Si on lui avait fait observer, tandis qu’il se dirigeait du carrefour Drouot vers Saint-Augustin, qu’il prenait le chemin de son domicile, Marrières se fût peut-être refusé à le croire. Mais personne n’était là pour attirer son attention sur la force des habitudes et il marchait à pas lents, ressentant pour la première fois, depuis sa sortie de prison, l’impression qu’il était libre, qu’il ne tenait à rien ni à personne, enfin qu’il avait rompu avec le passé.
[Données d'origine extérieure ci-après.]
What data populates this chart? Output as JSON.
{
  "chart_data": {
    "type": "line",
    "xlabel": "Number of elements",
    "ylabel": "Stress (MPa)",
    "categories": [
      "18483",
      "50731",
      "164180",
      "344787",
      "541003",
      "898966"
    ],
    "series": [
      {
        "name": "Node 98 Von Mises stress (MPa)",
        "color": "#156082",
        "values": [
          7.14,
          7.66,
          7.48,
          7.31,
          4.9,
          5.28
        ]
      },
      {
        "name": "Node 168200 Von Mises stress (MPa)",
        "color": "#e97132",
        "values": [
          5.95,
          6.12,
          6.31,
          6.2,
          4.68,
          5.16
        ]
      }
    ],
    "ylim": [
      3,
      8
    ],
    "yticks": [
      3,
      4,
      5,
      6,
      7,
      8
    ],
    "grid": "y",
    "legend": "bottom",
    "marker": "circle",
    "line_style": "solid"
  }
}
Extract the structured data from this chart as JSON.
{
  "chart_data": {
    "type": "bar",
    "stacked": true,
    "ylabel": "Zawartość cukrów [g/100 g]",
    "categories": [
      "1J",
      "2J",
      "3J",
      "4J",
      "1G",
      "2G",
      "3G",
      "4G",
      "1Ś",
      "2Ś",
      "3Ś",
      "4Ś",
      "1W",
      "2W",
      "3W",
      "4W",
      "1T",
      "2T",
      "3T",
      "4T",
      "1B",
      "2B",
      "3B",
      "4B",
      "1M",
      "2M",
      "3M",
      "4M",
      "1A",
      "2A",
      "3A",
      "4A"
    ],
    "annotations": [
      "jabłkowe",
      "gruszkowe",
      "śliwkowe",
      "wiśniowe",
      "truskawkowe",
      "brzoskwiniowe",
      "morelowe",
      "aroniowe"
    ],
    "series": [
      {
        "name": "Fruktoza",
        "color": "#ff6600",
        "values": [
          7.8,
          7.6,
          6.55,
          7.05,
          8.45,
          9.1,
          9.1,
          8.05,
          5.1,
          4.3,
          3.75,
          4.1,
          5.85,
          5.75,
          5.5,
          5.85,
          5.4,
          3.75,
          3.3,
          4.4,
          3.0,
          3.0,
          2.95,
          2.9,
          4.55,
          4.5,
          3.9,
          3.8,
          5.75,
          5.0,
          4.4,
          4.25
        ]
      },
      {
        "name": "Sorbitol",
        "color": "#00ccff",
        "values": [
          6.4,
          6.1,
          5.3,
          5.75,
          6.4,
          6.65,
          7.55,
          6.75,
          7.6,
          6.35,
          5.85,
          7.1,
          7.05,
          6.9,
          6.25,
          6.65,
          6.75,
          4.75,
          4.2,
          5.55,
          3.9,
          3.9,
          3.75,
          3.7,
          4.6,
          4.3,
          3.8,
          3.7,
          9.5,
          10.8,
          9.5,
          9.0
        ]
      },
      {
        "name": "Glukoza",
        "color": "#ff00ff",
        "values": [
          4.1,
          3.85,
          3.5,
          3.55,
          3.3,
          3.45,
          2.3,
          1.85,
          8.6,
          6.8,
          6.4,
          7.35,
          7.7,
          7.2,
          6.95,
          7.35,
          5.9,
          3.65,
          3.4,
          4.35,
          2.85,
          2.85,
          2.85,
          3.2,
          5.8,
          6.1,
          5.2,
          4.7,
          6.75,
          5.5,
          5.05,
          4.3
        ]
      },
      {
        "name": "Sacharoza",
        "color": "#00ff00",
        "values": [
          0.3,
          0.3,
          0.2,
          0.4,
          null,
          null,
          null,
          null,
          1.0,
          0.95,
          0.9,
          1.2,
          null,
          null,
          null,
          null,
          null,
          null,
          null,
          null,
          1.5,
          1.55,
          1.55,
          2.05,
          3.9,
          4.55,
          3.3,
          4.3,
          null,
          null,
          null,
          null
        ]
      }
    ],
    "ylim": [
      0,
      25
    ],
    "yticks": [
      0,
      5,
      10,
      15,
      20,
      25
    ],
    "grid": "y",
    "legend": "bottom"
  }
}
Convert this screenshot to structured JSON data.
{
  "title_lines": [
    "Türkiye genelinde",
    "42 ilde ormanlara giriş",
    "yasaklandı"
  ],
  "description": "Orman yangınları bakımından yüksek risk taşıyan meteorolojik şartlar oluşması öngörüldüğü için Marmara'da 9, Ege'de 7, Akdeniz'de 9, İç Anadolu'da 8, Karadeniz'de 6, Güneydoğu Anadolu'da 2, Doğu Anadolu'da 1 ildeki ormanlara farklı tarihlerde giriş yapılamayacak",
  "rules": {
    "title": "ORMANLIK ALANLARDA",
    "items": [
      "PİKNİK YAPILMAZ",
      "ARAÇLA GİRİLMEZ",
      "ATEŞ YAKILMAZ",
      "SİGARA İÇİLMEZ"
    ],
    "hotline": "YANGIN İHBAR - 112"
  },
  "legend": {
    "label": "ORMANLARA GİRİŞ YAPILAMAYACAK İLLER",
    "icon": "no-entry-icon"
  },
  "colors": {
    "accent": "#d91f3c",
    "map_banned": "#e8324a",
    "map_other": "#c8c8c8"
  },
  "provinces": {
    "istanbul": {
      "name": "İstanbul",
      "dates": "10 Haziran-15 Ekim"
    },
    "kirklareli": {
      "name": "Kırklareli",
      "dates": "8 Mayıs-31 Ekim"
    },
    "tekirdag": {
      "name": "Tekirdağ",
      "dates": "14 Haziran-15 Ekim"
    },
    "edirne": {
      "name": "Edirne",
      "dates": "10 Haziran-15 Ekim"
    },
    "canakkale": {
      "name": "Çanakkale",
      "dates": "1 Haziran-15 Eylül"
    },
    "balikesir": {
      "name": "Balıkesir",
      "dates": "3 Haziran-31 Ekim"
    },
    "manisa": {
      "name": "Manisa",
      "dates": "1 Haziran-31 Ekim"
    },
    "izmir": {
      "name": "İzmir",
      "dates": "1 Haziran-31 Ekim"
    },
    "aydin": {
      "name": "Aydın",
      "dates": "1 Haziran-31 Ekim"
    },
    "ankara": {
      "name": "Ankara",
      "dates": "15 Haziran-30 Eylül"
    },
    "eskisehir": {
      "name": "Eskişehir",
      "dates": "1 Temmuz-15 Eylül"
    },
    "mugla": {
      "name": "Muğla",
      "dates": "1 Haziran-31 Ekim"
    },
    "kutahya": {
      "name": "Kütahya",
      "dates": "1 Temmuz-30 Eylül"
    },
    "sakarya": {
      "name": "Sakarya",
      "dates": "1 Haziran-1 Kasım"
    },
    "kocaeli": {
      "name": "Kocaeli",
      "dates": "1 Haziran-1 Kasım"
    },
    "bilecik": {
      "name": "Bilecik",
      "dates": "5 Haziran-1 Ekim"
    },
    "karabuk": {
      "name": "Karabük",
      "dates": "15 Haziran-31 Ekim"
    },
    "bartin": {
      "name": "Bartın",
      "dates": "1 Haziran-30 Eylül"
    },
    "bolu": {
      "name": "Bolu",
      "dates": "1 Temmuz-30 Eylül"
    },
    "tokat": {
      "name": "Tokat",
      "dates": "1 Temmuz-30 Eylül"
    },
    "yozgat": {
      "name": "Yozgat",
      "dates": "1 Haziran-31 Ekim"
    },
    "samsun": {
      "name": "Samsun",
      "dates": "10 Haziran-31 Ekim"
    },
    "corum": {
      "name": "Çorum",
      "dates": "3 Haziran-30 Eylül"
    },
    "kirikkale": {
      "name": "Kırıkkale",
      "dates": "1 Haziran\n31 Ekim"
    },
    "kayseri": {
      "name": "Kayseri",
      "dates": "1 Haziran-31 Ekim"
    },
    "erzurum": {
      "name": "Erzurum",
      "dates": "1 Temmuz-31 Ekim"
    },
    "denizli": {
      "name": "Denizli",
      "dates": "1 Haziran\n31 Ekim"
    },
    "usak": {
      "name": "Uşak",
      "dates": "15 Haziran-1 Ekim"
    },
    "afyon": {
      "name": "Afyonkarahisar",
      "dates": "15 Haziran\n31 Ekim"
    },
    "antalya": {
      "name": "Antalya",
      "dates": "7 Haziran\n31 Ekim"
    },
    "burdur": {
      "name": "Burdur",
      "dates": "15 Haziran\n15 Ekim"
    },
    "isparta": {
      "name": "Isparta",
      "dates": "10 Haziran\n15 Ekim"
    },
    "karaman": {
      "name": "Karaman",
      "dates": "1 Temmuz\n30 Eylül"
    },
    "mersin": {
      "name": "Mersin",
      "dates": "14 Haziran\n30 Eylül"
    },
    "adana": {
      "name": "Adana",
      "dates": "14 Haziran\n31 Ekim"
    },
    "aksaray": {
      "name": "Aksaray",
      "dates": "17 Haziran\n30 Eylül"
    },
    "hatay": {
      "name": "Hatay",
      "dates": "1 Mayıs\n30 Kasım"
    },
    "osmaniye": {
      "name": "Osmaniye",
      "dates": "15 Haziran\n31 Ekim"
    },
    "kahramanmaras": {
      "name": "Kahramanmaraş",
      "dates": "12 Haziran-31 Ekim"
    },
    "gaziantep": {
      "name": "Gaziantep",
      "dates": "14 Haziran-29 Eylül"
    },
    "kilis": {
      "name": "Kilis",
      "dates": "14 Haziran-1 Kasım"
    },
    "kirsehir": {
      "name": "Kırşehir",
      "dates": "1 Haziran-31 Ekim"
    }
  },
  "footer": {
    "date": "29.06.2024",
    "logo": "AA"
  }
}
Cette impression le dominait de telle sorte qu’il oubliait l’isolement volontaire dans lequel il s’était retranché. Son isolement ne lui pesait pas. Au contraire, il ajoutait à son âpre jouissance de se sentir un homme nouveau, qu’aucune attache ne paralysait plus et lorsqu’il s’arrêta pour acheter les journaux à un kiosque il aspira profondément, à pleine poitrine, une bouffée d’air qui acheva de le griser.

C’était l’heure où, quelques mois plus tôt, Maurice parmi la foule des détenus se dirigeait vers le dortoir. Il y possédait sa cage. Oui. C’était réellement une cage que la cellule, garnie de barreaux. Elle mesurait à peine les quelques mètres nécessités pour l’emplacement de l’étroit lit de sangle, de l’escabeau, de la cuvette et de la cruche réglementaires. L’hiver, le prisonnier y claquait des dents et, l’été, l’atmosphère en était tellement surchauffée qu’il ne pouvait, avant l’aube, goûter un instant de repos. Maurice pensa aux infortunés qu’il avait laissés à Poissy et se dit que peut-être, dans le nombre, il en était un ou deux qui, à cette minute même, pensaient à lui. Néanmoins, il chassa cette image. C’était fini tout ça… Longeant les devantures, il força légèrement le pas, tandis qu’une autre image se formait progressivement devant ses yeux.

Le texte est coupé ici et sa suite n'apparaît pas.